Uncle Tito's kitchenomics recalls culinary horrors

I only started paying attention to Finance Minister Tito Mboweni's aspirations to become some sort of "foodie social influencer" just this year.

Kwanele Ndlovu

Kwanele Ndlovu

Singles Lane

Finance minister Tito Mboweni's cooking reminds the writer her parents' cooking.
Finance minister Tito Mboweni's cooking reminds the writer her parents' cooking. (Twitter/Tito Mboweni)

I only started paying attention to Finance Minister Tito Mboweni's aspirations to become some sort of "foodie social influencer" just this year.

I guess in all the awkwardness of the year that is 2020, it was no surprise that even the most memorable dinner plate of the year would be a visual horror. In fact, I am always left with an actual after-taste after viewing the ministerial dining experiences and none has been pleasant so far. By looking at the plate, I can just taste how injured the tomatoes are after a heated braising with a squadron of potent garlic!
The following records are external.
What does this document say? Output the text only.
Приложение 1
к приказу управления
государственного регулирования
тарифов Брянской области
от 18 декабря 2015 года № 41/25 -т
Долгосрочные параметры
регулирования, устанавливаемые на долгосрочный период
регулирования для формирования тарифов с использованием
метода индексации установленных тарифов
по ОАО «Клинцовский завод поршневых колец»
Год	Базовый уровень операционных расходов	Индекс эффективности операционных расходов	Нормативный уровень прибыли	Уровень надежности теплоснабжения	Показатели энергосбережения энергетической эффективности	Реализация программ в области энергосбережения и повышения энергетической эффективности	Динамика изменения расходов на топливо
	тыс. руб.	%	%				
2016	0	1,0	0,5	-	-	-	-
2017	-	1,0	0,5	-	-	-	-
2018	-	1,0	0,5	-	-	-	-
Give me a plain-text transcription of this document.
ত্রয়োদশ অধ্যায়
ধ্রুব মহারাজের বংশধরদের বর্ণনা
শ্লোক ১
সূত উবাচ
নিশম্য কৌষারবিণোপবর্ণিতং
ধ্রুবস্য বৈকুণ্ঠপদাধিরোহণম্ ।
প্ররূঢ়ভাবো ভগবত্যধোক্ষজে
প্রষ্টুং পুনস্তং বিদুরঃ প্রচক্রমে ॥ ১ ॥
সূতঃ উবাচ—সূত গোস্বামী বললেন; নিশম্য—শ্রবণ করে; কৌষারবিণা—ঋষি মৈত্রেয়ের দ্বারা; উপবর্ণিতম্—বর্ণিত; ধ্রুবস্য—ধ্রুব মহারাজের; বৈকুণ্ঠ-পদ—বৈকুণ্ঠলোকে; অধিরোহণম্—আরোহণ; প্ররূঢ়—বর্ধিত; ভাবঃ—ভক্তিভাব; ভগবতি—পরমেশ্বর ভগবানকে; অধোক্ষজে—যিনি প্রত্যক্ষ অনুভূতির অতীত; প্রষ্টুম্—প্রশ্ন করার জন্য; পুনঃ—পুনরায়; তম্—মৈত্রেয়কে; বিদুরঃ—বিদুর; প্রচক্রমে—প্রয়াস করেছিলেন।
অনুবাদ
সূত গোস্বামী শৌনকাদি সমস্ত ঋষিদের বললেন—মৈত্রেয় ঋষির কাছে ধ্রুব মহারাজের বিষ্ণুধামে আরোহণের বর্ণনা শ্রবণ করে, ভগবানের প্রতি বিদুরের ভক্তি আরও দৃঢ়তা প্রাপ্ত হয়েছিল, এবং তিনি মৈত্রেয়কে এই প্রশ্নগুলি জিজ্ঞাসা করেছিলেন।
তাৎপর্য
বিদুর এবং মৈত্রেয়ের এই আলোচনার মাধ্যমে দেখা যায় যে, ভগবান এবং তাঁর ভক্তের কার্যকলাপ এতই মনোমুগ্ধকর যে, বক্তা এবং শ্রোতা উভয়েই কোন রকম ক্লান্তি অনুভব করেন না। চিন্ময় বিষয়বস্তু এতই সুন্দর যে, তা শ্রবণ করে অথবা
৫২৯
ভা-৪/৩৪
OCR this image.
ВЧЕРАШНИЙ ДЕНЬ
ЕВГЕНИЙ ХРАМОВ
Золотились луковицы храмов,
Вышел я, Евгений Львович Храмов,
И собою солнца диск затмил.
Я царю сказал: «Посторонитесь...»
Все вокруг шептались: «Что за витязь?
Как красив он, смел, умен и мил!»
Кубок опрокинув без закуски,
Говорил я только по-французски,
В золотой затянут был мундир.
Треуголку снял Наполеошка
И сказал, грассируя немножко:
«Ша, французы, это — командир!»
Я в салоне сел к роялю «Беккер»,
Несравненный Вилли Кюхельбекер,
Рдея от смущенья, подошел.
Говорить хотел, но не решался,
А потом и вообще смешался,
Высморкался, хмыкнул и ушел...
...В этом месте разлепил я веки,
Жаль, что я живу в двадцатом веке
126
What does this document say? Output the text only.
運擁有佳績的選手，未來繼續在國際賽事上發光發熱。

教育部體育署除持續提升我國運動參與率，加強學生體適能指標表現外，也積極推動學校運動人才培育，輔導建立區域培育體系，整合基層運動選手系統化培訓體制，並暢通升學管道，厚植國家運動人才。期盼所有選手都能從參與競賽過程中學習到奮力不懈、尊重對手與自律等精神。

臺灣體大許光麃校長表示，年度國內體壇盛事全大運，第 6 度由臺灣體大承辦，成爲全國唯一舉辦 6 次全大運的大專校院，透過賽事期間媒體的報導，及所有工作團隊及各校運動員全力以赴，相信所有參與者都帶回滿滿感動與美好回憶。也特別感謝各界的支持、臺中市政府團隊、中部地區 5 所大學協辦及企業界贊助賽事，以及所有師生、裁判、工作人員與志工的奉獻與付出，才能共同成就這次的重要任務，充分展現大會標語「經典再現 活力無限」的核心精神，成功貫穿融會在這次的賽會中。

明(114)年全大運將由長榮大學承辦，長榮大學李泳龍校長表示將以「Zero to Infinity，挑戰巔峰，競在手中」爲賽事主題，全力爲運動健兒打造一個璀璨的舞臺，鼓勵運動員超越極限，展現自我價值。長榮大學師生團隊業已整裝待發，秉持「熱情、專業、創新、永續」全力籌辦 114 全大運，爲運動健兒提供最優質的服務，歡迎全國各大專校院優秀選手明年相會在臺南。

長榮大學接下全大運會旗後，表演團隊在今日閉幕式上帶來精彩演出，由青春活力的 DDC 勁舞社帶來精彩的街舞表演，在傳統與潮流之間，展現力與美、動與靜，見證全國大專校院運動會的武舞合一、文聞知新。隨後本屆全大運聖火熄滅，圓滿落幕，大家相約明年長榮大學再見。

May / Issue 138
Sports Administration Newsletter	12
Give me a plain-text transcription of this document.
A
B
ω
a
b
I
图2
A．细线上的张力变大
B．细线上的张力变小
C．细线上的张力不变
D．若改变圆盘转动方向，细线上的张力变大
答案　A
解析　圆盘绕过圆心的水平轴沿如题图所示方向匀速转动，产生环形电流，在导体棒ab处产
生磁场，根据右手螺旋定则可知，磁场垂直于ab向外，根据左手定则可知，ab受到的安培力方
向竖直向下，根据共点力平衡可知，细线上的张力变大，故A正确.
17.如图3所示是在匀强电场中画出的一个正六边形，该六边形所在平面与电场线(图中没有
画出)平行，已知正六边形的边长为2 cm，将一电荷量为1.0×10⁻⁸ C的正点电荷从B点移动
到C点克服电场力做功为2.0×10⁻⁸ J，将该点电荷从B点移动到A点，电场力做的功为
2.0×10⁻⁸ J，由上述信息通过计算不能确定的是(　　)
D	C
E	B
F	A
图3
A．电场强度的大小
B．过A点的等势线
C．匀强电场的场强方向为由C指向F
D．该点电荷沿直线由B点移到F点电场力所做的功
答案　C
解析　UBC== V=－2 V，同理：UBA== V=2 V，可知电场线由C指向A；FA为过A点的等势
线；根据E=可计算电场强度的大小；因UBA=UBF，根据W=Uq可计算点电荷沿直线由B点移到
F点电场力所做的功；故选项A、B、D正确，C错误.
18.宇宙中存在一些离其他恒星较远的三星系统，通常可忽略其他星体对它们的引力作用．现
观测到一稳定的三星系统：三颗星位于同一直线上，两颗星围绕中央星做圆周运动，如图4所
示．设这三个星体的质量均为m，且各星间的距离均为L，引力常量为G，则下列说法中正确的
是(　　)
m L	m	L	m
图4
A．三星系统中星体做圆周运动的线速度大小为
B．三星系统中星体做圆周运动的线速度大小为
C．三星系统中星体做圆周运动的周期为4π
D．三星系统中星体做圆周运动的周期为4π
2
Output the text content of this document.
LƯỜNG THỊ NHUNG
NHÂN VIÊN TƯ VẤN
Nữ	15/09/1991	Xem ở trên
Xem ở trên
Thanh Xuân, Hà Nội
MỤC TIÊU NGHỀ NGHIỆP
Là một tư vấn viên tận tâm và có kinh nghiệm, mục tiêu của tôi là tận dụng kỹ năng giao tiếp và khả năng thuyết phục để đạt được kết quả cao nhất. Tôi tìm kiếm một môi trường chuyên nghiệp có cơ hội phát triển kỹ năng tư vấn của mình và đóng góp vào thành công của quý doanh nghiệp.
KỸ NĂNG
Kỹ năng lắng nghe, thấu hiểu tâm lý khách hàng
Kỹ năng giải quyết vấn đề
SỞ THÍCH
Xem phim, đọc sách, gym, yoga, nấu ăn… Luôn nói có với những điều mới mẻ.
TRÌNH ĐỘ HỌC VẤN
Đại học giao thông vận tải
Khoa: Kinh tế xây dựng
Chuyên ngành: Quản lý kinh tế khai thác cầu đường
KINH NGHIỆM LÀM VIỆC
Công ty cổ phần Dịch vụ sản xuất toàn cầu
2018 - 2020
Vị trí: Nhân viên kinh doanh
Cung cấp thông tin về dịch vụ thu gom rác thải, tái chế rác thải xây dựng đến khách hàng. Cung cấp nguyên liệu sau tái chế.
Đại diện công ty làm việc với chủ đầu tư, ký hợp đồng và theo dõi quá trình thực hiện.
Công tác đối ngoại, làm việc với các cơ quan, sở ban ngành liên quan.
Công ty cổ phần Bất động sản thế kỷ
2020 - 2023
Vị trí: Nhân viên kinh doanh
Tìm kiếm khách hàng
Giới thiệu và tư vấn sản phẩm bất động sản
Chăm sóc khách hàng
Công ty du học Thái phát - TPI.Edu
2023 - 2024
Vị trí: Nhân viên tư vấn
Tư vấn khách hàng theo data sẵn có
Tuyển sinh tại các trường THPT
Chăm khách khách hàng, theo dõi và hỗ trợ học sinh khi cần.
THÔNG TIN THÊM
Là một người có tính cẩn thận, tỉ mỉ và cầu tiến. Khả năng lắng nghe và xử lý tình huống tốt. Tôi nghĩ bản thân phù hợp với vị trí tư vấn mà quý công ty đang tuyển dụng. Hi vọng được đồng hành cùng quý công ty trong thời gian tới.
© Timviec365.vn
Every time Tito wages a war with vegetables and some dead meat, I am reminded of both my parents' cooking. I must say, one of the best freedoms that came with being a self-sufficient adult was finally never having to ever be subjected to my parent's cooking. Ever!

I either do the cooking myself when I visit home, or just surrender to the good old tea and a margarine and peanut butter sandwich for supper.

I grew up believing that I am allergic to beef, I was not. But I would always react to it every time we had it for supper. Mostly I would just gag. Sometimes I would get itchy all over from just the thought of having to chew on beef. It took a while before I could stomach red meats, and beef remains a no-go area for me.

Truth is, I was never allergic to beef, or any foods really. I was just so repulsed by Mother's cooking that I developed all sorts of phantom illnesses towards certain foods as a form of resistance. And on the other side, the sheer size of the onions in my father's cooking was enough to cause a gastral revolt from just a sight of his infamous "ushatini" dish. 

It was as if the two were in competition to discover who the worst cook of all time was between them. My siblings still believe my father's cooking is delicious - if you have a throat big enough to pass vegetable chunks the size of a fist of course.

On the other hand, Mother's plates always looked great. Deceiving! She had the full set AMC pots and the complementary recipe book. Then she would dish up in matching plates and make it look like your taste buds were about to have an orgasm. Only, often times there would be that lingering outdoor, just not an aroma from spices, no. It was always the smell of burnt stew.

By the time she dishes up, she would have emptied the initial pot of stew into another clean pot - mid cooking - after a good part of it had been burnt while she was watching Brooke Logan shed a tear again.

With Mother, every time you thought you could tolerate the taste of burnt food, the real surprise would be that the meat would still be not well cooked. Yes, you would be preparing to chew a piece of rare meat marinated in charcoal stew, sitting on very wet rice! Then, to save the day, she would add a beans and mayonnaise salad and call it a feast!